In the field of work, young people suffer 50% more accidents than adults tend to have. This follows from the first “Annual report on the situation of young people in the workplace risk system”, published this week by the Superintendency of Occupational Risks (SRT). The study also shows that young people show a seasonal behavior with peaks of coverage in the summer months.
In men, the incidence rate of young people is 45% higher than that of workers aged 25 and over (70.0 and 48.2), while in the case of young women, the index is 11 % higher than those of 25 years or more.
If one takes into account the mortality due to occupational accidents or occupational diseases, an interesting contrast can be observed: while young women have a mortality rate 3 times higher than that registered in those of 25 or more years, in the case of men this index it is always lower than that recorded in adults (57.3 and 66.2).
The study, corresponding to surveys taken in 2017, developed the framework of the 2030 Agenda for Sustainable Development, which includes youth as an integral part of actions to reduce inequalities and eradicate poverty. It takes into account the warnings and suggestions made by the ILO and the Occupational Health and Safety Administration (OSHA) that identify young people as a risk group from the point of view of occupational safety. In this regard, they point out that they suffer occupational injuries and diseases to a much greater extent than their adult peers.

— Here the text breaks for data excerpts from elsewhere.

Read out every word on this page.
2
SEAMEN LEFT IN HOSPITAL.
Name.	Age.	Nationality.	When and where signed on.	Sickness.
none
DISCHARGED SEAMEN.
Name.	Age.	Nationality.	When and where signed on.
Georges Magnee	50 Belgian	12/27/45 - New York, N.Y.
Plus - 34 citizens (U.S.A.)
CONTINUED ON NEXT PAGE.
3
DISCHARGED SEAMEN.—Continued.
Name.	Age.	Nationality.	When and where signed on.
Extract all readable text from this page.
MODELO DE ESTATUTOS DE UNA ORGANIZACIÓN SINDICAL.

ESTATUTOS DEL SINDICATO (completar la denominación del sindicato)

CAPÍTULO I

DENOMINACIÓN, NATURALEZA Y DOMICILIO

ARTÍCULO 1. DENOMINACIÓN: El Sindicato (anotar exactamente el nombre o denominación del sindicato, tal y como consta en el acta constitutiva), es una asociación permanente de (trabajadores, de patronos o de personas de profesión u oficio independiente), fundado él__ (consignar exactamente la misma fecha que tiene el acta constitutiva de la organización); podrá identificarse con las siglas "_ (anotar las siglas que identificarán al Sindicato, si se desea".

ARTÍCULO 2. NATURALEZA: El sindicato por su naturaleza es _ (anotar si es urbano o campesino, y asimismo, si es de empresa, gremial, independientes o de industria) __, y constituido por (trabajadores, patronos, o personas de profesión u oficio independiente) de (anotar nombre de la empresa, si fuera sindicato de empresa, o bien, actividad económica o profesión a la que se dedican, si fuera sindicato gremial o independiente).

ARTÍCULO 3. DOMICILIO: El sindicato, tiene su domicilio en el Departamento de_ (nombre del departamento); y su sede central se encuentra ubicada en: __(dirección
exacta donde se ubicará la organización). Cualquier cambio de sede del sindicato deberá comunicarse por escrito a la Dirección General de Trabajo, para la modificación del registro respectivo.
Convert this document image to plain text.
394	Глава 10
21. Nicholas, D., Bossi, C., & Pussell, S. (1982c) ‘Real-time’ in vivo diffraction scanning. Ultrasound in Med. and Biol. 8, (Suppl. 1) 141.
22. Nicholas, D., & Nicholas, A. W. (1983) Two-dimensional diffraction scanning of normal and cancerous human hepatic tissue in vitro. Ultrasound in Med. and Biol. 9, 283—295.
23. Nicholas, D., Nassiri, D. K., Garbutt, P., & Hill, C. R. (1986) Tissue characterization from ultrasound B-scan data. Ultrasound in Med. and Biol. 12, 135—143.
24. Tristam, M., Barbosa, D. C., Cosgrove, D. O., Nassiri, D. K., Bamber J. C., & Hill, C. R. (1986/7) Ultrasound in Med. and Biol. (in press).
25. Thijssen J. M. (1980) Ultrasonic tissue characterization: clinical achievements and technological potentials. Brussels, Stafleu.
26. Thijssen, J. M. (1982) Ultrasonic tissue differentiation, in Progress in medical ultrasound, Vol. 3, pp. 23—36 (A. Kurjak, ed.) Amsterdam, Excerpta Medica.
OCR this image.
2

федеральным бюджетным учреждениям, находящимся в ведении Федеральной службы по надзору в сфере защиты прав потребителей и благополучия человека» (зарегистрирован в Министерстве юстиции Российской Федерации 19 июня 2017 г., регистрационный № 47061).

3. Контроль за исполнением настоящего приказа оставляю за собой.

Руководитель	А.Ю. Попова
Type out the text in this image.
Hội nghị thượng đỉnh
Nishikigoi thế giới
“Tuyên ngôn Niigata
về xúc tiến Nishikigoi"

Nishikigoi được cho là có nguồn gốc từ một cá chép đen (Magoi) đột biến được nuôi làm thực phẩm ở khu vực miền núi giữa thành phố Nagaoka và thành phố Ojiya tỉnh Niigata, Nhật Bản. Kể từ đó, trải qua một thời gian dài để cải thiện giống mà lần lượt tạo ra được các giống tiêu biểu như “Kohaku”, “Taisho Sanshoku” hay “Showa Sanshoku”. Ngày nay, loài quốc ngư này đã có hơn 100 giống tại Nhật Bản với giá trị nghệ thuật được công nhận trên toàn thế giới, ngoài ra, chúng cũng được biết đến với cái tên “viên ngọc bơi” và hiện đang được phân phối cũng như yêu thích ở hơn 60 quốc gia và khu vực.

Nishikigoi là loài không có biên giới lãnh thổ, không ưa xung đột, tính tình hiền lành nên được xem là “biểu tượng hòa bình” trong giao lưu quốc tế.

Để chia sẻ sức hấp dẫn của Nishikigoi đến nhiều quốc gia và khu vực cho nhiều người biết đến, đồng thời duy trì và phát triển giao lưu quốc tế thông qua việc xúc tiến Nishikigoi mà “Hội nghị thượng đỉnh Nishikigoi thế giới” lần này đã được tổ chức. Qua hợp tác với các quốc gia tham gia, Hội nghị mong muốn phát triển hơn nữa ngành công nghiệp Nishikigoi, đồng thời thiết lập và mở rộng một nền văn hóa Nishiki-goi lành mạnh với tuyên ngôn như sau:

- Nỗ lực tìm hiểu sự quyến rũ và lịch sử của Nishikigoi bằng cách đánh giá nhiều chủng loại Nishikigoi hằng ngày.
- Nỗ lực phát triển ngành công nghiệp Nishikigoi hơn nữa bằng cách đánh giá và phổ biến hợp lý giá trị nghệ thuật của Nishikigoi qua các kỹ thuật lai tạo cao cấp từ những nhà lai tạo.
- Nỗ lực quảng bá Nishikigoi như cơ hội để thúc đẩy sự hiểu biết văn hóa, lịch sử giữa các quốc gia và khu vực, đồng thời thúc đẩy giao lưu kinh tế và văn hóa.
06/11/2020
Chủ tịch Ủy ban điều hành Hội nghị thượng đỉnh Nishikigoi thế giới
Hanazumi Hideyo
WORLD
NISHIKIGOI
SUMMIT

The report of the SRT details that, in 2017, the population aged 16 to 24 covered by the occupational hazard system – registered workers in urban and rural areas throughout the country – was 870,028 young people, composed by 34% by women and by 66% of men.
84% of women between the ages of 16 and 24 are employed in: community, social and personal services (38.3%); commerce, restaurants and hotels (33.1%); and finance, insurance, real estate and business services (12.7%). The average gross salary is $ 13,117, equivalent to 45% of the average gross salary of the group of 25 years and over.
Finally, men have a more heterogeneous distribution in the labor market and the prevalence of economic activities varies according to age groups. 74% of males between the ages of 16 and 24 focus on: community, social and personal services (23.9%); commerce, restaurants and hotels (22.1%); manufacturing industries (16.7%); and construction (11.2%); and they receive an average gross salary of $ 14,512, which is equivalent to half the average gross salary of workers 25 years and older.